Even rarer than a white truffle

A few weeks ago, I wrote that when a director resigns and includes a letter explaining why they resigned, it was as rare as a white truffle. In a typical year, there’s typically fewer than 10 of these letters, even though director resignations are one of the most common 8-Ks filed. In this case, a former director at Werner Enterprises claimed that he was dismissed from the board because he questioned the number of related-party transactions.

So imagine my surprise when I was looking at Werner Enterprises for a different project and came across a second letter from that very same former director, Vikram Mansharamani. In the letter, which was dated March 5 and filed with the SEC on March 7, the former director says that he was not renominated to Werner’s board “for the very reasons I resigned”.
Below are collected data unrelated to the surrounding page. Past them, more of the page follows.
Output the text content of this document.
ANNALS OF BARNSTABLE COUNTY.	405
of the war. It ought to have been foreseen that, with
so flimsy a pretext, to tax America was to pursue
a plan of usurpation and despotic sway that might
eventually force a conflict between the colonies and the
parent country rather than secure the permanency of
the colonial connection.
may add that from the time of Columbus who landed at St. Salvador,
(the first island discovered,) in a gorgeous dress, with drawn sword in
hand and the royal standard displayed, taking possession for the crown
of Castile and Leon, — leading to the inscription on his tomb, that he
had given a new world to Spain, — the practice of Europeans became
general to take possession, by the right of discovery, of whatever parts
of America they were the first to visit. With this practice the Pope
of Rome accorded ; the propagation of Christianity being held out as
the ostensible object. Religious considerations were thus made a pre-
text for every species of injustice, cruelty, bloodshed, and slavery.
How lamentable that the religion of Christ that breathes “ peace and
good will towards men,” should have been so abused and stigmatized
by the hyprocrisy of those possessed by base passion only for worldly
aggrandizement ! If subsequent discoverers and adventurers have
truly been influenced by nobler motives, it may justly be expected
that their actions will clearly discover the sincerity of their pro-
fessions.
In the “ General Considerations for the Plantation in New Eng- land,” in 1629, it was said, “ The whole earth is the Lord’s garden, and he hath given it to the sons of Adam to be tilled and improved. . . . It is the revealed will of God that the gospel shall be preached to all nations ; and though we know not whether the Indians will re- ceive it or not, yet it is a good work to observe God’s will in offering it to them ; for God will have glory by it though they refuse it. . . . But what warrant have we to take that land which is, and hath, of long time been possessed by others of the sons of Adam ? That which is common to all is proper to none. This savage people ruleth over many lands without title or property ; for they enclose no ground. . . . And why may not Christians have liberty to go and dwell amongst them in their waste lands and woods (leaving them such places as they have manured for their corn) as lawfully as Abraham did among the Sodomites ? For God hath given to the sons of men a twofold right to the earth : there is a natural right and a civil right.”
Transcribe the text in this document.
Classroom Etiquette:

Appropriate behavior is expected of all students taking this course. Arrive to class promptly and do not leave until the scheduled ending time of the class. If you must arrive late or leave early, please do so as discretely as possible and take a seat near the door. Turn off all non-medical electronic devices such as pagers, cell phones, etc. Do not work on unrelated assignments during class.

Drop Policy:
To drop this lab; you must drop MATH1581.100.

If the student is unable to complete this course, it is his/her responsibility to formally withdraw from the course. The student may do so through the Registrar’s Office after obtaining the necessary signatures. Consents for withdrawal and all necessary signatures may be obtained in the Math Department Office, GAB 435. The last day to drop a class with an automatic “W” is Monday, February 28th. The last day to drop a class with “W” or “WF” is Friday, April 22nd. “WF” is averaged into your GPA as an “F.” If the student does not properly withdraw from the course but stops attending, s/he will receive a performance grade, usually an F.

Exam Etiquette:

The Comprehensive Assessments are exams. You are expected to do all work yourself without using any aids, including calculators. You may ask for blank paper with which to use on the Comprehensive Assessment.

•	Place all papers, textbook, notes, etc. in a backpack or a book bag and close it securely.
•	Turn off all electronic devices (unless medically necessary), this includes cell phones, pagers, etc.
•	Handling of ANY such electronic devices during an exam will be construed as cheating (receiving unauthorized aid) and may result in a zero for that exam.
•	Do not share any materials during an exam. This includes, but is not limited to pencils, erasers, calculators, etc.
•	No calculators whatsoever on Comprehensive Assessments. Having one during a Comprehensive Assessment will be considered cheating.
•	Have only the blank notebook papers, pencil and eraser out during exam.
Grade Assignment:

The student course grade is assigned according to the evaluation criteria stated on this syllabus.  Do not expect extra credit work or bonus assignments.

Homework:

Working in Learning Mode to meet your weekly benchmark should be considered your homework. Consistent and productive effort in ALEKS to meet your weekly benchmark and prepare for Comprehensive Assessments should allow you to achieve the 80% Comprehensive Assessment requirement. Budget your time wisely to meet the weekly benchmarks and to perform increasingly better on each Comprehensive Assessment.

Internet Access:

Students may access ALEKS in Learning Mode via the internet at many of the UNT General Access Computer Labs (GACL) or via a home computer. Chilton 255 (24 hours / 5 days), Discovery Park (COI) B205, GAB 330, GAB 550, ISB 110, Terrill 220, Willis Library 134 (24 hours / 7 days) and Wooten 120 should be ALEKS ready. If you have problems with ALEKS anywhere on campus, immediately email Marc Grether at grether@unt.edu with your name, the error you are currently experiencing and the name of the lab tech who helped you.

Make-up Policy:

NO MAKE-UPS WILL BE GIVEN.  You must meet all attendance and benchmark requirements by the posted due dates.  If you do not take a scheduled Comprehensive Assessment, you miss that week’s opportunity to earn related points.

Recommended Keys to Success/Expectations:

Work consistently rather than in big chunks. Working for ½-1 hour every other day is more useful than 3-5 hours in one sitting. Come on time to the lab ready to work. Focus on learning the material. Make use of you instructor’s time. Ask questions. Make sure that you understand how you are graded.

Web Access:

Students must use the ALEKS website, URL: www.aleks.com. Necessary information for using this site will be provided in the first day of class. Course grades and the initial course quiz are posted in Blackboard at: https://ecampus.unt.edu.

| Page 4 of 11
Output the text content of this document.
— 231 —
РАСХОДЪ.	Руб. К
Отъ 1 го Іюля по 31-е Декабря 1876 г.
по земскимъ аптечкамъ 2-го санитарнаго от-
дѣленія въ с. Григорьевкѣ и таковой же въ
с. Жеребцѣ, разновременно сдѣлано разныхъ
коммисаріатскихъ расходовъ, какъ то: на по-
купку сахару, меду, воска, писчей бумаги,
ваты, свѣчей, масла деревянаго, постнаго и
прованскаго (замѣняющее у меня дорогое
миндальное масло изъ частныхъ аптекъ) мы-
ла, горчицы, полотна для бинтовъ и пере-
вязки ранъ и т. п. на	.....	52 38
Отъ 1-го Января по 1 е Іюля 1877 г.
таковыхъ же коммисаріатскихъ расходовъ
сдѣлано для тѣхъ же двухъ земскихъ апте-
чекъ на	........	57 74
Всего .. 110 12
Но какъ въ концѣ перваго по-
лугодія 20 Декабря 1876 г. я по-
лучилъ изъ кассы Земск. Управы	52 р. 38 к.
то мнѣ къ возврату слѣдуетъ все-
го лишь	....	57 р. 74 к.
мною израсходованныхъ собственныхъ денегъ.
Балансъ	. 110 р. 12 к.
The letter went on to raise concerns about a nearly $400K contract awarded to a board member and the company’s over emphasis of ESG issues — not to do the right thing, but “to improve an ESG scorecard”. It also noted that by not renominating Mansharamani, it sent a message to board members to conform, or they too, would be asked to leave. As Manshararamani wrote: “get on board with our views or you’ll be off the board.”

As an outsider looking in, it’s essentially impossible to say who’s right here. What is clear is that this type of dispute is almost never made publicly. It’s much more common for those with a short position in the stock or an activist investor to point out problems. But two letters from a former director? That is very very rare!